Department of Emergency Medicine, Japanese Red Cross Ishinomaki Hospital, Miyagi, Japan.
Department of Emergency Medicine, Japanese Red Cross Ishinomaki Hospital, Miyagi, Japan.
Am J Emerg Med. 2021 Aug;46:799.e3-799.e4. doi: 10.1016/j.ajem.2021.01.087. Epub 2021 Feb 2.
Retropharyngeal hematoma is a potentially life-threatening condition because it can easily lead to airway obstruction. Most of the previously reported cases of retropharyngeal hematoma are caused by predisposing factors such as head and neck trauma, the use of anticoagulants, or the presence of underlying bleeding diathesis. Herein, we report a case of retropharyngeal hematoma in a patient with chronic alcoholism, where we could not confirm any predisposing factors at the time of examination. A 61-year-old man with chronic alcoholism presented to our emergency department with convulsive seizures. He was diagnosed with alcohol withdrawal and transferred to a secondary hospital after the seizure resolved. However, a few hours later, he returned to our department with a persistent cough and complained of pain and swelling in the neck. One hour later, he suddenly developed dyspnea; therefore, emergency intubation was performed. Although initially computed tomography (CT) showed normal findings, contrast-enhanced CT revealed a retropharyngeal hematoma. He was managed conservatively and transferred to a specialty hospital for intensive care. Chronic alcoholism may be a predisposing factor for retropharyngeal hematoma due to the high incidence of head trauma, neck hyperextension by convulsion, and hemostatic disorders. However, taking an accurate patient history is sometimes difficult because of the effects of intoxication or alcohol withdrawal. If a patient with chronic alcoholism presents with symptoms of airway compression, then a retropharyngeal hematoma should be suspected, and emergency intubation should be considered.

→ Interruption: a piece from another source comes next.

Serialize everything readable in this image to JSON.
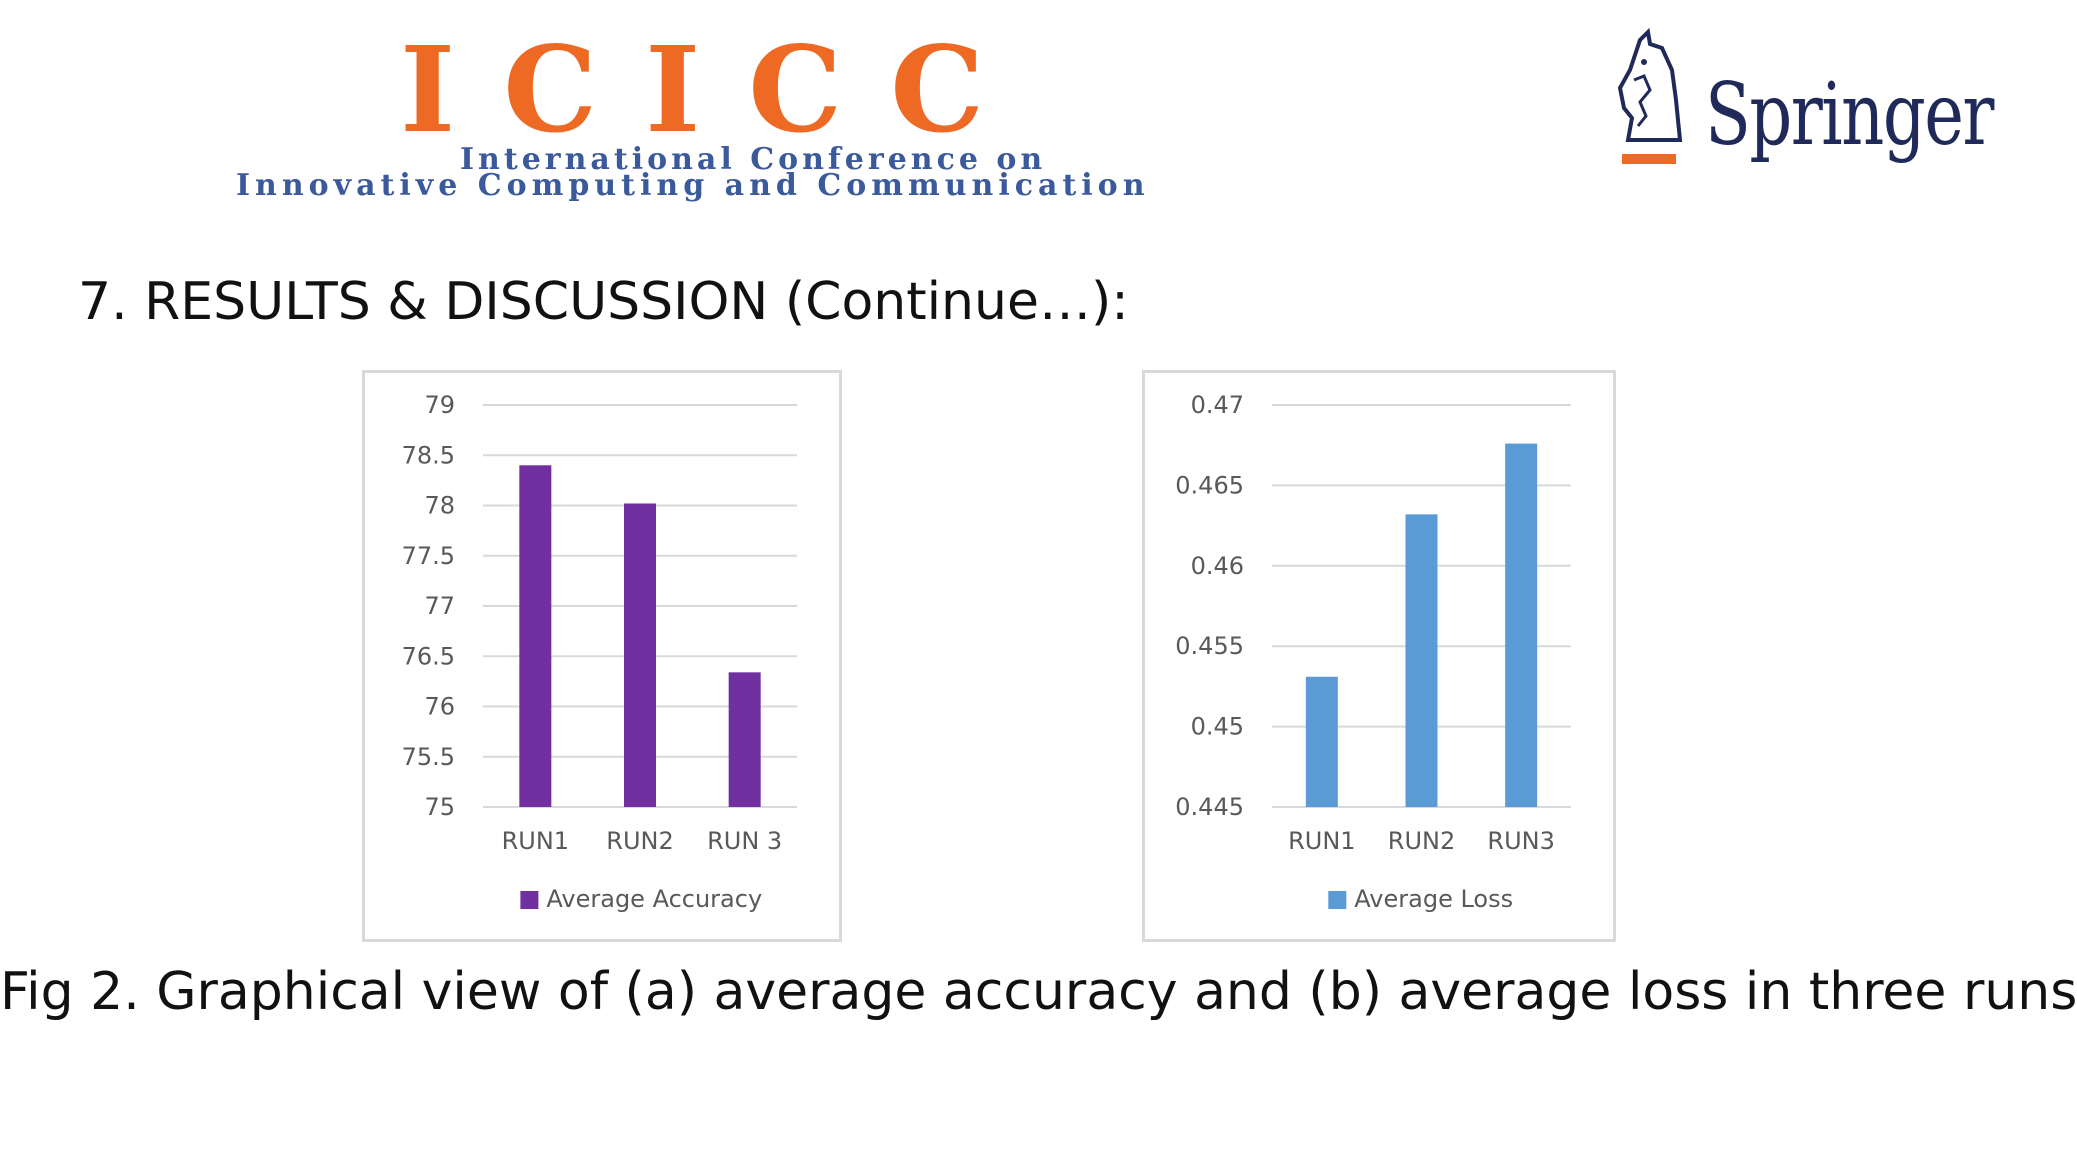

咽后血肿是一种潜在的危及生命的疾病,因为它很容易导致气道阻塞。大多数先前报道的咽后血肿病例是由头颈部外伤、使用抗凝剂或存在潜在出血素质等诱发因素引起的。在此,我们报告一例慢性酒精中毒患者的咽后血肿病例,在检查时我们无法确定任何诱发因素。一名 61 岁的慢性酒精中毒男性因抽搐发作到我院急诊科就诊。他被诊断为酒精戒断,并在抽搐缓解后转至二级医院。然而,几个小时后,他因持续咳嗽和颈部疼痛肿胀回到我们科室。1 小时后,他突然出现呼吸困难;因此,紧急进行了气管插管。尽管最初的计算机断层扫描(CT)显示正常,但增强 CT 显示咽后血肿。他接受了保守治疗,并转至专科医院进行重症监护。慢性酒精中毒可能是咽后血肿的一个诱发因素,因为其头部外伤、抽搐时颈部过度伸展和止血障碍的发生率较高。然而,由于中毒或酒精戒断的影响,有时难以准确询问患者的病史。如果慢性酒精中毒患者出现气道压迫的症状,则应怀疑咽后血肿,并应考虑紧急气管插管。